Ana Cristina Pereira, in Jornal Público
Em Setembro já havia 564 adopções decretadas e já estavam 631 crianças em pré-adopção
Esperou três anos. Três anos "é muito tempo para realizar um projecto de maternidade", mas Manuela conhece quem tenha esperado "seis". Quando ela e o marido apresentaram a candidatura, queriam uma criança até três anos, como a maior parte dos candidatos em Portugal. O tempo foi passando, a filha biológica de ambos foi crescendo e eles foram alargando a idade. Alargar a idade acelera o processo.
Será "um bocadinho arriscado", nota Edmundo Martinho, presidente do Instituto de Segurança Social, dizer que este ano o país ultrapassará a barreira das mil adopções. O que podemos, com certeza, dizer é que "este ano haverá mais adopções do que nunca". Em Setembro já tinham sido decretadas 564 adopções. E já havia 631 crianças em período de pré-adopção, isto é, integradas nas famílias que as vão adoptar: o período experimental dura seis meses.
Mais crianças disponíveis
A subida verifica-se desde 2006 de uma forma consistente. Edmundo Martinho aponta a maturidade da alteração legislativa, a entrada em funcionamento das listas nacionais de adopção, o incorporar de práticas de agilização dos processos - nas instituições, na Segurança Social, nos tribunais. No terreno está o Projecto Dom, a reforçar e a qualificar as equipas das instituições que acolhem crianças e jovens em risco.
Também por isso há mais crianças disponíveis: 1445 com processo em Janeiro, 1856 em Setembro. Falta alargar o perfil desenhado pelos candidatos. Os portugueses continuam a preferir crianças até três anos, caucasianas, saudáveis.

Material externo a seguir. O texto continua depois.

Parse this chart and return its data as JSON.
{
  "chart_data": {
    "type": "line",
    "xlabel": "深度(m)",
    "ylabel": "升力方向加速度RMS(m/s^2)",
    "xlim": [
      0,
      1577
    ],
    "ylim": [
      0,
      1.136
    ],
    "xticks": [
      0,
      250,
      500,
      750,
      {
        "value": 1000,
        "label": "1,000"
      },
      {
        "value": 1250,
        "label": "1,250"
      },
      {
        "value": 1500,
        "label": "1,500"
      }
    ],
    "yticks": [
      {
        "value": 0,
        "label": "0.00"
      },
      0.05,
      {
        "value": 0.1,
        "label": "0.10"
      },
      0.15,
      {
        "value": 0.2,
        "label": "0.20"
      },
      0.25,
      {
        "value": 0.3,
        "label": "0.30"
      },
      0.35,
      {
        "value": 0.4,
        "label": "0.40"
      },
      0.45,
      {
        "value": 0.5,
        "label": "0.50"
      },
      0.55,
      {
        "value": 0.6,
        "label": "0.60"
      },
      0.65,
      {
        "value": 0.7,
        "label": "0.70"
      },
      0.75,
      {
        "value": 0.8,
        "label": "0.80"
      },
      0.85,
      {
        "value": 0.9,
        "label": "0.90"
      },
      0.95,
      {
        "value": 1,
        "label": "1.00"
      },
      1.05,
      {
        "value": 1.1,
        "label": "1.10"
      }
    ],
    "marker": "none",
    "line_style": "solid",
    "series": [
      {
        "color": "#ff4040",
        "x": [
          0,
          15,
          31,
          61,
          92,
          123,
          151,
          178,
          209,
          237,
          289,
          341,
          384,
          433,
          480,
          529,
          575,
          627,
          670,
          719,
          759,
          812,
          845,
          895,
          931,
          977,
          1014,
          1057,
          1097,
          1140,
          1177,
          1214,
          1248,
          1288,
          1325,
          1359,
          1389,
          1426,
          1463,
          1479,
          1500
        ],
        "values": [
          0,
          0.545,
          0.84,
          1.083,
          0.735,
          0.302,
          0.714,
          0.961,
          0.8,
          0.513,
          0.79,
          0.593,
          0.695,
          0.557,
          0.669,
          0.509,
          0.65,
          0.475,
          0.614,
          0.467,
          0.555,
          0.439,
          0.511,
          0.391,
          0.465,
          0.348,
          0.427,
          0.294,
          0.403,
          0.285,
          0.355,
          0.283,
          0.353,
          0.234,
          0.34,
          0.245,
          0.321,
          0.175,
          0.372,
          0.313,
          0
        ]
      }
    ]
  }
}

O desejo de adoptar "intensificou-se" em Manuela com o nascimento da filha biológica, agora com nove anos. "Se ela não tivesse esta família, gostava que ela tivesse outra que lhe desse colo." A miúda "ficou eufórica" com a irmã.
A menina fora retirada a uma mãe negligente. Vivera quase dois anos num centro de acolhimento temporário. Perto do Natal de 2006, disse à psicóloga que queria um pai e uma mãe como prenda. Na carta que escreveu ao Pai Natal pediu apenas brinquedos, mas a equipa tratou de aproveitar aquela vontade. Em Fevereiro de 2007, a família de Manuela era contactada. E, a 12 de Março, ela e o marido conheciam a menina.
Ao ver a criança, o casal sentiu o impulso de correr para ela. Não correu - não era aconselhável. Tinham de respeitar o seu espaço. Ela identificou-os, retraiu-se, continuou a brincar. Manuela aproximou-se, meteu conversa com ela: "Tenho aqui um livro. Queres ver se gostas?". E o marido aproveitou a deixa: "Quem queres que leia a história?". "Quero que leia a mamã", respondeu. Tinham enviado um álbum de fotografias. Ela vira-as. Viu-os. Adoptou-os.
Voltaram a 13, com a filha biológica. Nos dias seguintes, passearam todos na presença de uma educadora. A 16 levaram-na para casa. "As técnicas tinham sugerido que criássemos um quarto só para ela, para ela sentir que tinha o seu próprio espaço", recorda a mãe. Pouco depois, as miúdas perguntaram se podiam partilhar o quarto. "É fantástico ver como se dão bem. Têm as suas zangas, mas partilham os brinquedos, é 'mana para cá, mana para lá'".
Celebrou sete anos em Outubro. E, apesar de ter vindo com mais de cinco, adoptou a família inteira. No início, corria para Manuela quando a via sair do banho. Sentia necessidade de lhe tocar na pele. Já nada os parece separar. Ontem, foram ao festival de pequenos cantores de Ovar. As irmãs cantam.